Who, Me? Today is Monday the 58th of March 2020. As a service to stop the days blurring into one, take a moment to enjoy a tale of NetWare, Blu Tack and a broken pencil in today's Who, Me? reader confession.
This time we return to the 1990s, and to a region of Australia that our protagonist, a person we'll call "Howard", described as "a three-horse town where everyone knew who's dating everyone else's sister".
Top marks for the use of the word "dating" there, Howard.
Howard was plugging through the end of his education and working part time at a local computer store. His job mainly entailed popping out to deal with customers bigger than those that might be merely toiling along with word processing on a Windows 3.11 box.
His confession starts at what he told us was "a decent-sized financial institution" having trouble with NetWare 3.11. The system in question had to log (for legal reasons) card transactions that had been sent to an AS/400 for batch processing. While IBM's metal kept chugging along, at some point between 2 and 6am the NetWare server would lock solid.
While not privy to what this logging app was doing, "given NetWare 3.11 was co-operative multitasking and the custom logging app was a NLM [NetWare Loadable Module] and ran in Ring0, it was most likely the culprit crashing the whole show... but it was out of scope."
NLMs turned up in NetWare 3.x and were the bane of many an administrator's life. The handy binaries could do all manner of things, such as implementing hardware drivers, but bad behaviour could take down a server or make it unresponsive. Things improved in version 4 and 5, but the smell of instability lingered.

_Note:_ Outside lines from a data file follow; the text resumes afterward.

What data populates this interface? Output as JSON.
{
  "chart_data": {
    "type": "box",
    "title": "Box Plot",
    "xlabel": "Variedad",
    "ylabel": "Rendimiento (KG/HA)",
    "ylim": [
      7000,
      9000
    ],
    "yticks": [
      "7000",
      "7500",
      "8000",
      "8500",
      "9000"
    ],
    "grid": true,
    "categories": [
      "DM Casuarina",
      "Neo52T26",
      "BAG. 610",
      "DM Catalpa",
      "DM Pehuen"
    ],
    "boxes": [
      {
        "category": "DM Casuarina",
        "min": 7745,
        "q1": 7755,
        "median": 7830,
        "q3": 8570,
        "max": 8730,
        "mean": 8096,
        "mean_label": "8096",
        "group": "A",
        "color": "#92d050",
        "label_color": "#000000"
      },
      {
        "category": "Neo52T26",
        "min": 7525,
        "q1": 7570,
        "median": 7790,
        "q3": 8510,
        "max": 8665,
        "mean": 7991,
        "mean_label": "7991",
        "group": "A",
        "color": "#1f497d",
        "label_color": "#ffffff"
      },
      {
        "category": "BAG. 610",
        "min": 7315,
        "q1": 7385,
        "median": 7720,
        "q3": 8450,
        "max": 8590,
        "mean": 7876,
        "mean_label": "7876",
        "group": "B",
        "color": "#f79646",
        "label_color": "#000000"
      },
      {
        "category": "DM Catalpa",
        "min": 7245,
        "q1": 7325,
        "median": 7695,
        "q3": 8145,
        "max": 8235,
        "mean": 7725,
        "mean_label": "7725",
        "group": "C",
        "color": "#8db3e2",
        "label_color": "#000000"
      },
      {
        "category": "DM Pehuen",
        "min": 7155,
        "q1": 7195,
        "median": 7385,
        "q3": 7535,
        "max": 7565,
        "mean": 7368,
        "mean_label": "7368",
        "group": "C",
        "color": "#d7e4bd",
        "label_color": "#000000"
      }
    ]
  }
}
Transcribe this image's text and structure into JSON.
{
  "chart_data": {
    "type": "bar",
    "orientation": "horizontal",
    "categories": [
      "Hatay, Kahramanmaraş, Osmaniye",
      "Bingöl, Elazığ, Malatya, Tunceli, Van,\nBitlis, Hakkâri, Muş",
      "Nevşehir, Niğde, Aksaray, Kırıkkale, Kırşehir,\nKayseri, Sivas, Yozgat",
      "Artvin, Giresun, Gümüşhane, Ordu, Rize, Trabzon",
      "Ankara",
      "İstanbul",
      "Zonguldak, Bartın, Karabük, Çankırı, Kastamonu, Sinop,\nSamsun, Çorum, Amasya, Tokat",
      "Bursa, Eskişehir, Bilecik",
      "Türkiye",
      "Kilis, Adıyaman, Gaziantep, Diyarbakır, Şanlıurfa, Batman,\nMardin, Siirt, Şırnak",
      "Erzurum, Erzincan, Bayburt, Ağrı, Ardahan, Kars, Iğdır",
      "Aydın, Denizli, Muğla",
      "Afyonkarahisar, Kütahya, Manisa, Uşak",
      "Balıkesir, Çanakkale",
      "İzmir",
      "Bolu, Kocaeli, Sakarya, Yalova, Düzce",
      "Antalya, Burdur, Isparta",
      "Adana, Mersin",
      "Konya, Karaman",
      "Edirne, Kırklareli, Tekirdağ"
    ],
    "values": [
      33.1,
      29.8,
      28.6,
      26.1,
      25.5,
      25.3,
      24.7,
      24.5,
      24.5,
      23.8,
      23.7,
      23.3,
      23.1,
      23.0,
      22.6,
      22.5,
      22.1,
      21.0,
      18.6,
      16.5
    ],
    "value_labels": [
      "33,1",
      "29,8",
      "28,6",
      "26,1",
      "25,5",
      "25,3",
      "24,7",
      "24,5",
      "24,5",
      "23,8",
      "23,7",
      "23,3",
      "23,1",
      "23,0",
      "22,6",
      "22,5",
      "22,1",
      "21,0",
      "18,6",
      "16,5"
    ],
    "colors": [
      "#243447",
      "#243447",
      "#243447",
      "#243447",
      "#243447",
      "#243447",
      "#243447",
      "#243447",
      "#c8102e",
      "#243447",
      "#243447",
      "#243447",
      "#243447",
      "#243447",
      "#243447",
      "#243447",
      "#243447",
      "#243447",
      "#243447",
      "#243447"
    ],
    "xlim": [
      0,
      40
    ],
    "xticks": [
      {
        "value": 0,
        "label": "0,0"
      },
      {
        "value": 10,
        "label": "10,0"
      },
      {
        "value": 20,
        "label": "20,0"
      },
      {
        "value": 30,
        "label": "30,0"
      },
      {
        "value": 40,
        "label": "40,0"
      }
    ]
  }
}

Getting a pizza the action, AS/400 styleREAD MORE
The NLM in question here was off the table so Howard had to come up with another solution.
"The usual procedure," he recalled, "was that one of the locals would arrive for work the next morning and they'd eyeball the server."
No flickering of the hard disk LED after a few minutes meant the reset button needed a prod and the night's transactions manually reconciled. Fortunately, the fact the crashes always occurred in the small hours meant that there weren't too many but...
"Management," he remembered,"would have an early morning meeting containing a minor blame-storm."
This gradually escalated, as the frequency of the incidents increased, into a full blown "rage-fest," according to Howard, which was "shoved through the phone line at us."
An immediate workaround was demanded for the reboots with a fix for the cause needed at some undefined point in the future.
"It already felt like we were circling the drain," sighed Howard.
However, there was this newfangled thing called "Linux" doing the rounds with some flaky NetWare Link Services Protocol (NLSP) support. It wasn't complete, but would allow a type of "Who's on the LAN" broadcast. Parse the response, and it would do for an "Are you alive?"...
"The penny dropped with a resounding clang."
At this point, Howard transformed from being merely a computer shop part-timer with a penguin fetish into a hero for all time.
A battered old 486 box was pulled from storage and had Linux installed. A bit of Perl was used to check if the NetWare server was still alive; if there was no response within a set period then a reset was needed.
And the reset?
"I found a broken CD-ROM mechanism along with its Mitsumi 8bit ISA card in a dustbin, and with a generous amount of stolen Blu Tack sourced from a few dozen or so cubicles, a broken pencil and some tape, this was all added to the front of the non-reading CD-ROM drive as a 'finger'."
You can guess what the next step was.
"When the server would not respond, the Perl script (running as root) would eject /dev/cdrom, send an email to double-check for dropped transaction log entries, and go to sleep for 20 minutes till the server came back up."
The final flourish was the positioning of the old 486 in front of the NetWare tower server. With a pair of Yellow Pages, and some copies of a long-defunct print publication for fine-tuning of height, the CD-ROM tray and its "finger" were perfectly positioned in front of the reset button.
Better still, Howard ensured there was not enough space for the CD-ROM tray to fully open, so having jabbed the reset button it would retract: "Ready to strike again."
"GENIUS!" he told us, modestly.
Despite a slap on the back and the promise of a free beer on Friday, Howard soon moved on to other things and thought no more about his hack until 1999 when a friend told him about "the most dodgy thing [he'd] *EVER* seen in this accounting and finance firm that had a crappy old 486 rebooting a server tower via a pencil on the front of the CD-ROM tray."
Howard's hack had spent half a decade toiling away.
"I laughed," he said, "and drove on quietly."